Trunk blood was collected in microfuge tube containing anticoagulant EDTA (10 ul for 500 ul blood), kept for 10 min on ice and centrifuged. Obtained plasma was stored at −20°C until corticosterone measurement. Corticosterone was measured from 1:10 diluted samples using an ELISA kit (Assaypro LLC St. Charles, MO) according to manufacturer’s instructions.

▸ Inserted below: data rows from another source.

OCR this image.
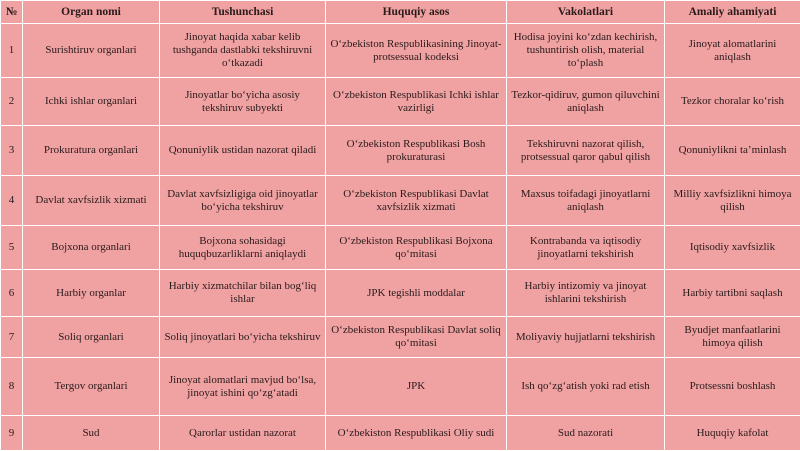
№	Organ nomi	Tushunchasi	Huquqiy asos	Vakolatlari	Amaliy ahamiyati
1	Surishtiruv organlari	Jinoyat haqida xabar kelib tushganda dastlabki tekshiruvni o‘tkazadi	O‘zbekiston Respublikasining Jinoyat-protsessual kodeksi	Hodisa joyini ko‘zdan kechirish, tushuntirish olish, material to‘plash	Jinoyat alomatlarini aniqlash
2	Ichki ishlar organlari	Jinoyatlar bo‘yicha asosiy tekshiruv subyekti	O‘zbekiston Respublikasi Ichki ishlar vazirligi	Tezkor-qidiruv, gumon qiluvchini aniqlash	Tezkor choralar ko‘rish
3	Prokuratura organlari	Qonuniylik ustidan nazorat qiladi	O‘zbekiston Respublikasi Bosh prokuraturasi	Tekshiruvni nazorat qilish, protsessual qaror qabul qilish	Qonuniylikni ta’minlash
4	Davlat xavfsizlik xizmati	Davlat xavfsizligiga oid jinoyatlar bo‘yicha tekshiruv	O‘zbekiston Respublikasi Davlat xavfsizlik xizmati	Maxsus toifadagi jinoyatlarni aniqlash	Milliy xavfsizlikni himoya qilish
5	Bojxona organlari	Bojxona sohasidagi huquqbuzarliklarni aniqlaydi	O‘zbekiston Respublikasi Bojxona qo‘mitasi	Kontrabanda va iqtisodiy jinoyatlarni tekshirish	Iqtisodiy xavfsizlik
6	Harbiy organlar	Harbiy xizmatchilar bilan bog‘liq ishlar	JPK tegishli moddalar	Harbiy intizomiy va jinoyat ishlarini tekshirish	Harbiy tartibni saqlash
7	Soliq organlari	Soliq jinoyatlari bo‘yicha tekshiruv	O‘zbekiston Respublikasi Davlat soliq qo‘mitasi	Moliyaviy hujjatlarni tekshirish	Byudjet manfaatlarini himoya qilish
8	Tergov organlari	Jinoyat alomatlari mavjud bo‘lsa, jinoyat ishini qo‘zg‘atadi	JPK	Ish qo‘zg‘atish yoki rad etish	Protsessni boshlash
9	Sud	Qarorlar ustidan nazorat	O‘zbekiston Respublikasi Oliy sudi	Sud nazorati	Huquqiy kafolat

To block glucocorticoid receptor mediated effects, we injected mice with the glucocorticoid antagonist RU-486 (Sigma Aldrich) at ZT12 and started measuring behaviour from ZT13 until ZT15. RU-486 was administered as described previously [57]. Briefly, RU-486 was dissolved in 20% dimethyl sulfoxide (DMSO)/80% polythelyne glucol (PEG)-300. Drug dosage (100 mg/kg body weight) was based on the previous studies [57,58]. As control the same amount of (1 ml/kg body weight) of vehicle (saline diluted in 20%DMSO/80%(PEG)-300) was injected.

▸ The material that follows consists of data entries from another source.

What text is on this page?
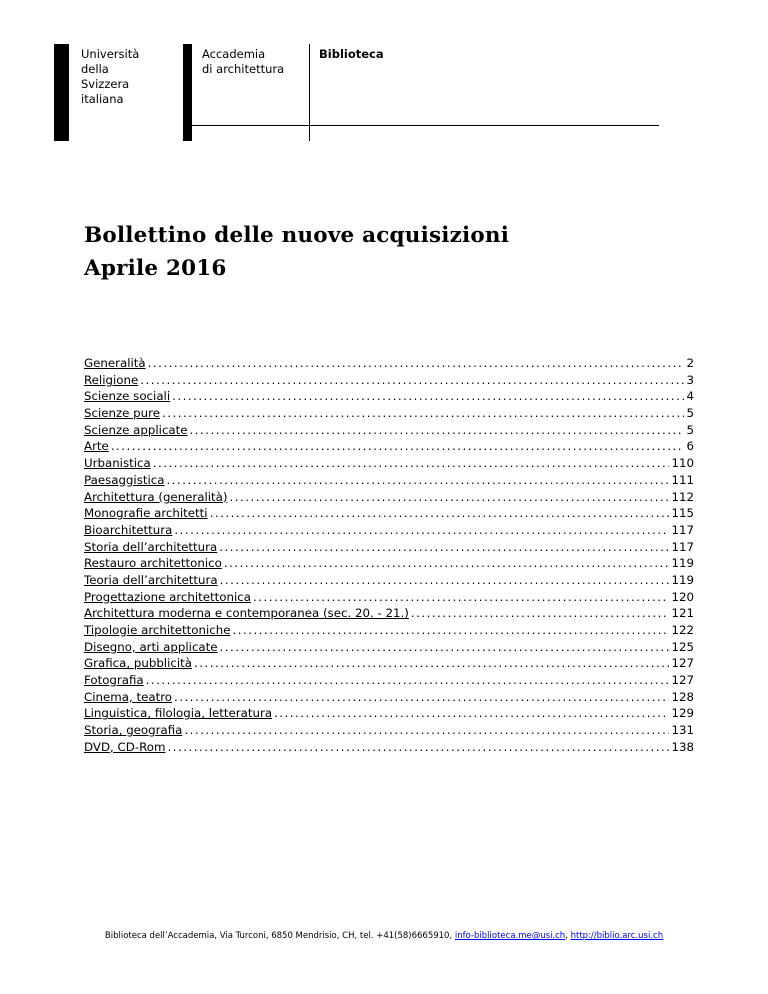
Università
della
Svizzera
italiana
Accademia
di architettura
Biblioteca
Bollettino delle nuove acquisizioni
Aprile 2016
Generalità .....	2
Religione .....	3
Scienze sociali .....	4
Scienze pure .....	5
Scienze applicate .....	5
Arte .....	6
Urbanistica .....	110
Paesaggistica .....	111
Architettura (generalità) .....	112
Monografie architetti .....	115
Bioarchitettura .....	117
Storia dell’architettura .....	117
Restauro architettonico .....	119
Teoria dell’architettura .....	119
Progettazione architettonica .....	120
Architettura moderna e contemporanea (sec. 20. - 21.) .....	121
Tipologie architettoniche .....	122
Disegno, arti applicate .....	125
Grafica, pubblicità .....	127
Fotografia .....	127
Cinema, teatro .....	128
Linguistica, filologia, letteratura .....	129
Storia, geografia .....	131
DVD, CD-Rom .....	138
Biblioteca dell’Accademia, Via Turconi, 6850 Mendrisio, CH, tel. +41(58)6665910, info-biblioteca.me@usi.ch, http://biblio.arc.usi.ch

To determine the light available to the different photoreceptors of the mouse retina for the different wavelength stimuli used in this study as well as white light sources, the Rodent Toolbox v1.0 was used [15]. For the 405 nm, 470 nm, and 530nm LEDs used in this study, spectral power distributions were measured using a calibrated Ocean Optics spectrometer. For white light sources, standard illuminant functions were used from the Toolbox. For daylight and twilight data, previously published data were used [59]. Comparable results for daylight were obtained using the D65 standard illuminant function. Data were expressed in alpha-opic lux. However, as it is not possible to directly compare different photoreceptor channels, these were expressed as relative to the total alpha-opic lux across all four channels.

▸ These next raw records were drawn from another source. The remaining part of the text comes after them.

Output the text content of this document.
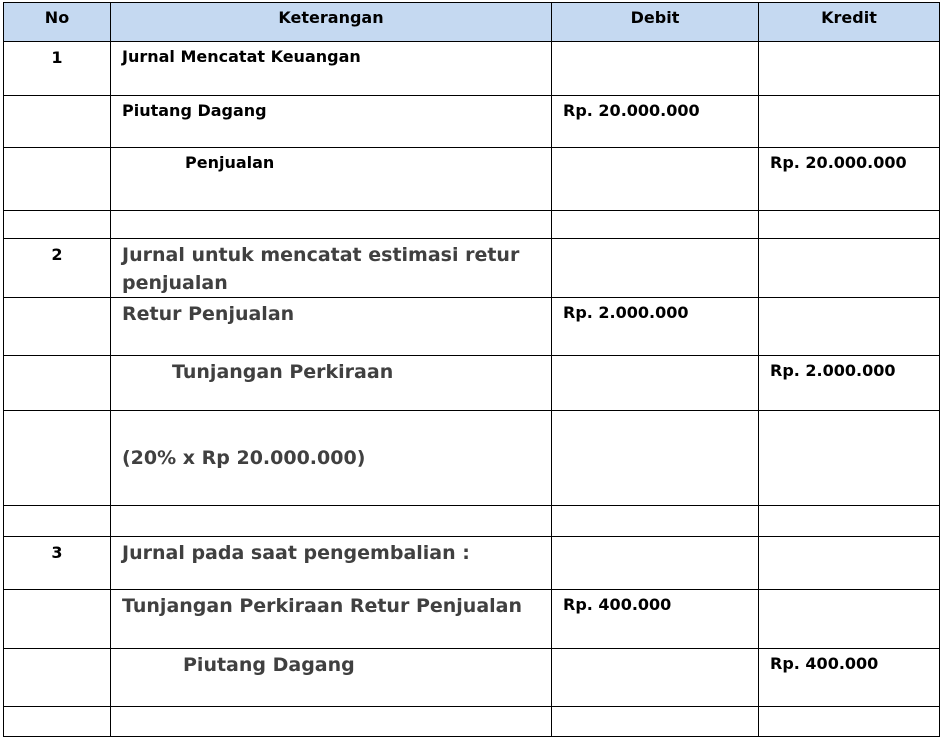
No	Keterangan	Debit	Kredit
1	Jurnal Mencatat Keuangan		
	Piutang Dagang	Rp. 20.000.000	
	Penjualan		Rp. 20.000.000

2	Jurnal untuk mencatat estimasi retur penjualan		
	Retur Penjualan	Rp. 2.000.000	
	Tunjangan Perkiraan		Rp. 2.000.000
	(20% x Rp 20.000.000)		

3	Jurnal pada saat pengembalian :		
	Tunjangan Perkiraan Retur Penjualan	Rp. 400.000	
	Piutang Dagang		Rp. 400.000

Results are presented as mean ± SEM. Statistical analysis was performed using SPSS Statistics 22.0. All data for statistical analysis were first checked for normal distribution using Kolmogorov Smirnov test. Non-normally distributed data were log transformed prior to statistical analysis to ensure normality and homogeneity of variance. Statistical significance of group comparisons was tested with one-way ANOVA and posthoc Tukey. Multivariate experiments such as genotype and treatment were analysed using two-way ANOVA with Tukey’s posthoc analysis. Time course experiments such as across multiple hours or min were analysed using rep. ANOVA. Assessment of relative photoreceptor activity under the 405 nm, 470 nm, and 530 nm wavelengths has been performed using the previously published rodent toolbox [15].

All relevant data are within the paper and its Supporting Information files.